If you are like tens of millions of people in North America, chances are that you are something of a Diet Coke addict. You might want a Diet Coke in the morning before you have breakfast, or even drink a DietCoke for breakfast. You will want this bubbly sweet soft drink with meals, and between meals, and before going to bed at night. And if you are a type 2 diabetic, all that diet soda can be doing some very detrimental things to your health. Other diet drinks, which are not as popular, also have this effect, except for a few that are made with stevia.
The problem with diet drinks for people who have type 2 diabetes is that the pancreas also has taste receptors. When you taste something sweet with your tongue, your pancreas gets a copy of the message going to your brain. It releases insulin in preparation for sugars that never come.
The trouble this causes lies in the fact that insulin itself is a major cause of a phenomenon called insulin resistance. When too much insulin comes calling at receptor ports on the outer membranes of cells, they shut down some sites that can receive sugar. They don't shut down sites where insulin transports fat. Drinking diet soda makes your cells less sensitive to sugar and more sensitive to fat.
You aren't going to gain weight if you don't eat too much--but there's another wrinkle in this scenario. When some of the insulin that your body doesn't need to transport sugar arrives at your brain, cells in the brain become more sensitive to sweet taste. So here's what happens:
You drink a sweet drink that isn't really sweet.
Your pancreas makes insulin for sugar that isn't coming.
Cells shut down receptors for sugar transport but leave open receptors for fat transport, so if you have any extra free fatty acids floating through your system they are sure to be stored away.
Your brain likes this kind of sweetness better than regular sugar (when you drink something with real sugar, the insulin is busy storing the sugar, not circulating to your brain). You want to drink more.

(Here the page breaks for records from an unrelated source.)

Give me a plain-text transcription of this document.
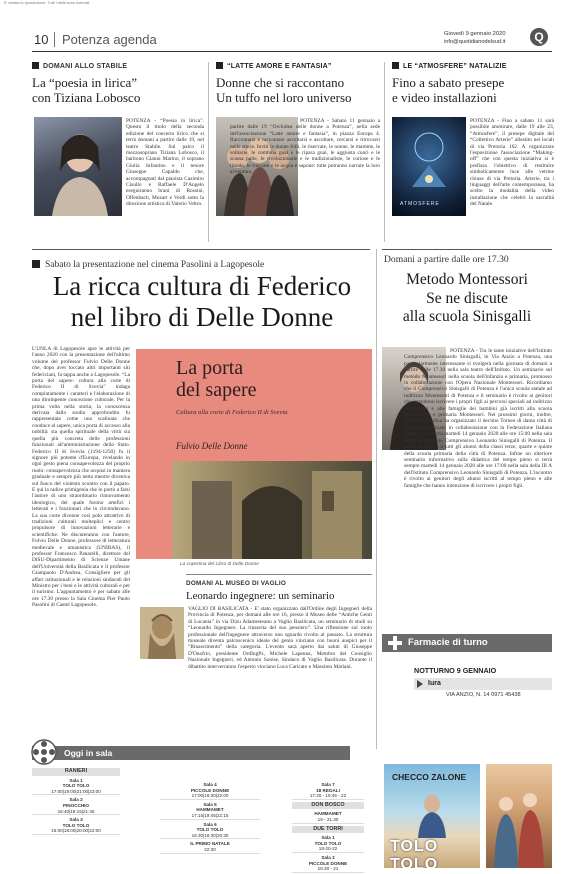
E' vietata la riproduzione. Tutti i diritti sono riservati
10 Potenza agenda	Giovedì 9 gennaio 2020
info@quotidianodelsud.it	Q
DOMANI ALLO STABILE
La “poesia in lirica”
con Tiziana Lobosco
POTENZA - “Poesia in lirica”. Questo il titolo della seconda edizione del concerto lirico che si terrà domani a partire dalle 19, nel teatro Stabile. Sul palco il mezzosoprano Tiziana Lobosco, il baritono Gianni Marino, il soprano Giulia Infantino e il tenore Giuseppe Capaldo che, accompagnati dal pianista Casimiro Cisullo e Raffaele D'Angelo eseguiranno brani di Rossini, Offenbach, Mozart e Verdi sotto la direzione artistica di Valerio Veltro.
“LATTE AMORE E FANTASIA”
Donne che si raccontano
Un tuffo nel loro universo
POTENZA - Sabato 11 gennaio a partire dalle 19 “Orchidea delle donne a Potenza”, nella sede dell'associazione “Latte amore e fantasia”, in piazza Europa 4. Raccontarsi e raccontare ascoltarsi e ascoltare, cercarsi e ritrovarsi nelle storie. Inviti le donne folli, le riservate, le nonne, le mamme, le solitarie, le combina guai e le ripara guai, le aggiusta cuori e le scassa palle, le rivoluzionarie e le tradizionaliste, le curiose e le timide, le truccate e le acqua e sapone: tutte potranno narrare la loro avventura.
LE “ATMOSFERE” NATALIZIE
Fino a sabato presepe
e video installazioni
ATMOSFERE
POTENZA - Fino a sabato 11 sarà possibile ammirare, dalle 19 alle 23, “Atmosfere”, il presepe digitale del “Collettivo Arterie” allestito nei locali di via Pretoria 162. A organizzare l'esposizione l'associazione “Making-off” che con questa iniziativa si è prefissa l'obiettivo di restituire simbolicamente luce alle vetrine chiuse di via Pretoria. Arterie, tra i linguaggi dell'arte contemporanea, ha scelto la modalità della video installazione che celebri la sacralità del Natale.
Sabato la presentazione nel cinema Pasolini a Lagopesole
La ricca cultura di Federico
nel libro di Delle Donne
L'UNLA di Lagopesole apre le attività per l'anno 2020 con la presentazione dell'ultimo volume del professor Fulvio Delle Donne che, dopo aver toccato altri importanti siti federiciani, fa tappa anche a Lagopesole. “La porta del sapere: cultura alla corte di Federico II di Svevia” indaga compiutamente i caratteri e l'elaborazione di una dirompente concezione culturale. Per la prima volta nella storia, la conoscenza derivata dallo studio approfondito fu rappresentata come una scalinata che conduce al sapere, unica porta di accesso alla nobiltà: sia quella spirituale della virtù sia quella più concreta delle professioni funzionali all'amministrazione dello Stato. Federico II di Svevia (1194-1250) fu il signore più potente d'Europa, rivelando in ogni gesto piena consapevolezza del proprio ruolo: consapevolezza che acquisì in maniera graduale e sempre più netta mentre diveniva sul fuoco del violento scontro con il papato. E qui la radice primigenia che lo portò a farsi l'autore di uno straordinario rinnovamento ideologico, del quale furono artefici i letterati e i funzionari che lo circondavano. La sua corte divenne così polo attrattivo di tradizioni culturali molteplici e centro propulsore di innovazioni letterarie e scientifiche. Ne discuteranno con l'autore, Fulvio Delle Donne, professore di letteratura medievale e umanistica (UNIBAS), il professor Francesco Panarelli, direttore del DiSU-Dipartimento di Scienze Umane dell'Università della Basilicata e il professor Giampaolo D'Andrea, Consigliere per gli affari istituzionali e le relazioni sindacali del Ministro per i beni e le attività culturali e per il turismo. L'appuntamento è per sabato alle ore 17.30 presso la Sala Cinema Pier Paolo Pasolini di Castel Lagopesole.
La porta
del sapere
Cultura alla corte di Federico II di Svevia
Fulvio Delle Donne
La copertina del Libro di Delle Donne
DOMANI AL MUSEO DI VAGLIO
Leonardo ingegnere: un seminario
VAGLIO DI BASILICATA - E' stato organizzato dall'Ordine degli Ingegneri della Provincia di Potenza, per domani alle ore 16, presso il Museo delle “Antiche Genti di Lucania” in via Dizu Adamesteanu a Vaglio Basilicata, un seminario di studi su “Leonardo Ingegnere. La rinascita del suo pensiero”. Una riflessione sul ruolo professionale dell'ingegnere attraverso uno sguardo rivolto al passato. La struttura museale diventa palcoscenico ideale del genio vinciano con buoni auspici per il “Rinascimento” della categoria. L'evento sarà aperto dai saluti di Giuseppe D'Onofrio, presidente OrdIngPz, Michele Lapenna, Membro del Consiglio Nazionale Ingegneri, ed Antonio Sonise, Sindaco di Vaglio Basilicata. Durante il dibattito interverranno l'esperto vinciano Luca Caricato e Massimo Mariani.
Domani a partire dalle ore 17.30
Metodo Montessori
Se ne discute
alla scuola Sinisgalli
POTENZA - Tra le tante iniziative dell'Istituto Comprensivo Leonardo Sinisgalli, in Via Anzio a Potenza, una particolarmente interessante si svolgerà nella giornata di domani a partire dalle 17.30 nella sala teatro dell'Istituto. Un seminario sul metodo Montessori nella scuola dell'infanzia e primaria, promosso in collaborazione con l'Opera Nazionale Montessori. Ricordiamo che il Comprensivo Sinisgalli di Potenza è l'unica scuola statale ad indirizzo Montessori di Potenza e il seminario è rivolto ai genitori che intendono iscrivere i propri figli ai percorsi speciali ad indirizzo Montessori e alle famiglie dei bambini già iscritti alla scuola dell'infanzia e primaria Montessori. Nei prossimi giorni, inoltre, l'Istituto cittadino ha organizzato il decimo Torneo di dama città di Potenza, realizzato in collaborazione con la Federazione Italiana dama, che si terrà martedì 14 gennaio 2020 alle ore 15:00 nella sala teatro dell'Istituto Comprensivo Leonardo Sinisgalli di Potenza. Il torneo è rivolto a tutti gli alunni della classi terze, quarte e quinte della scuola primaria della città di Potenza. Infine un ulteriore seminario informativo sulla didattica del tempo pieno si terrà sempre martedì 14 gennaio 2020 alle ore 17:00 nella sala della III A dell'Istituto Comprensivo Leonardo Sinisgalli di Potenza. L'incontro è rivolto ai genitori degli alunni iscritti al tempo pieno e alle famiglie che hanno intenzione di iscrivere i propri figli.
Farmacie di turno
NOTTURNO 9 GENNAIO
Iura
VIA ANZIO, N. 14 0971 45438
Oggi in sala
RANIERI
Sala 1
TOLO TOLO
17:00|19:00|21:00|23:00
Sala 2
PINOCCHIO
16:40|19:15|21:45
Sala 3
TOLO TOLO
16:00|18:00|20:00|22:00
Sala 4
PICCOLE DONNE
17:00|19:30|22:00
Sala 5
HAMMAMET
17:15|19:45|22:15
Sala 6
TOLO TOLO
16:30|18:30|20:30
IL PRIMO NATALE
22:30
Sala 7
18 REGALI
17:20 - 19:45 - 22
DON BOSCO
HAMMAMET
19 - 21.30
DUE TORRI
Sala 1
TOLO TOLO
18-20-22
Sala 2
PICCOLE DONNE
18.30 - 21
CHECCO ZALONE
TOLO TOLO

The obvous way to handle this problem is to stop drinking Diet Coke and similar diet drinks! There's also some evidence that a chemical called gurmarin, which is in the Ayurvedic herb gurmar, literally, "slayer of sweetness," can stop this process. If you simply can't stop your diet beverage addiction on your own, then taking gurmar may make the diet drinks a little less appealing so you can stop. If you don't stop, you keep fueling the underlying process that made and keeps you a type 2 diabetics.
Selected Reference:
Nakagawa Y, Nagasawa M, Yamada S, Hara A, Mogami H, Nikolaev VO, Lohse MJ, Shigemura N, Ninomiya Y, Kojima I. Sweet taste receptor expressed in pancreatic beta-cells activates the calcium and cyclic AMP signaling systems and stimulates insulin secretion. PLoS One. 2009;4(4):e5106. Epub 2009 Apr 8.